Vandana Shiva, Aktivistin, Philosophin
9. Dezember 2015Vandana Shiva ist nicht nur eine der wichtigsten Ökofeministinnen der Welt, sondern für viele Umweltschützer eine philosophisch-spirituelle Instanz. Von einer Traube hektischer Assistenten, Journalisten und Fans umringt, kommt sie am Konferenzzentrum an, die einen zerren nach links, die anderen nach rechts. Sie lächelt. Endlich im Saal, diskutiert sie mit jungen Aktivisten über den drohenden Untergang der Welt - und lächelt. Eine junge Aktivistin bricht in Tränen aus, aus lauter Frustration, dass "die da drüben" in den Verhandlungsräumen, wo keine Aktivisten, sondern nur Delegierte Zutritt haben, "die Realität nicht sehen und nichts tun." Vandana Shiva lächelt weiter:"Die Lösung ist nicht, dass wir daran verzweifeln." Weitermachen, aber ohne Verzweiflung, Angst, Frustration, sondern mit einem "offenen Herzen", das ist ihre Nachricht.

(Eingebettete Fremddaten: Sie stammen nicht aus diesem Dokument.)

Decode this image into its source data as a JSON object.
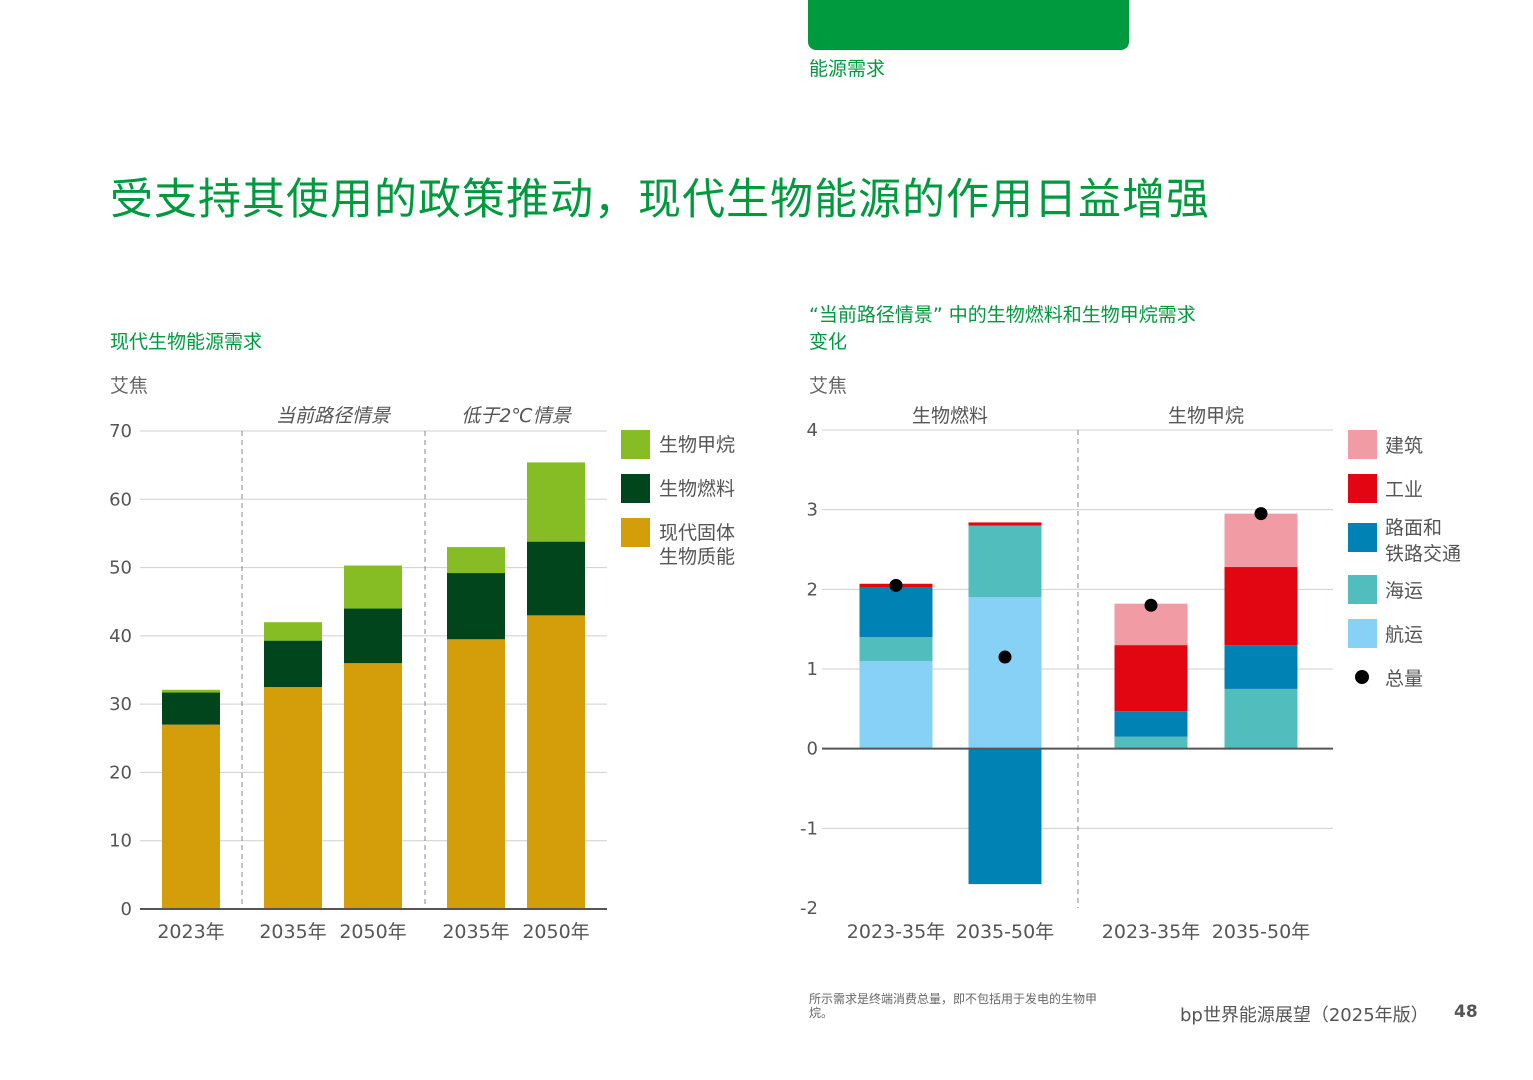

Die Ökofeministin ist Trägerin des „Right Livelihood Award“, dem alternativen Nobelpreis, Mitglied im Club of Rome. Außerdem: promovierte Quantenphysikerin und Saatgutschützerin, die in Indien Alternativen zu gentechnisch verändertem, patentierten Monsanto-Saatgut etabliert. Das Klimaproblem, sagt Vandana Shiva, sei auch ein Machtproblem, denn die mächtigeren Länder, die den Klimawandel verursacht hätten, wollten dafür keine Verantwortung übernehmen. Was ist ihre Nachricht an die Politiker, die nebenan in der abgeriegelten „Blue Zone“ diskutieren?
Shiva wuchs im indischen Himalaya auf. Mit ihrem Vater, einem Forstwirt, streifte sie viel durch das Gebirge. Wie beeinflusst der Klimawandel ihre Heimat? "Es gibt intensive Regenfälle, Überflutungen. In 2013 wurden 20.000 Menschen in meiner Heimatregion einfach weggewaschen. Und unsere Gletscher schmelzen. Der Gangotri-Gletscher, aus dem der Ganges entspringt, schrumpft 23 Meter pro Jahr. Beständige Flüsse wie der Ganges, die die indische Zivilisation und Landwirtschaft für Zehntausend Jahre unterstützt haben, werden in der absehbaren Zukunft zu saisonalen Flüssen. Das bedeutet den Tod einer Zivilisation." Shiva meint: Jetzt steht alles auf dem Spiel.
Was gibt ihr die Motivation, immer weiterzumachen? "Wenn du mit der Erde arbeitest, Samen pflanzst, das gibt dir viel Hoffnung. Denn aus einem Samen werden Tausende. Und die Erde gibt uns so viel mehr, als wir ihr geben. Diese Arbeit ist wie ein Jungbrunnen. Und ich fokussiere mich nicht auf die Zerstörung, sondern auf konstruktive Aktionen, Solidarität und Menschen." Die COP21 drehe sich um Menschen, ganz normale Bürger. An die Verhandlungsräume gerichtet, sagt sie: "Da findet eine Show statt. Aber das, was in Zukunft entscheidend sein wird, ist das hier, denn hier gibt es Engagement." Und das gebe ihr Hoffnung.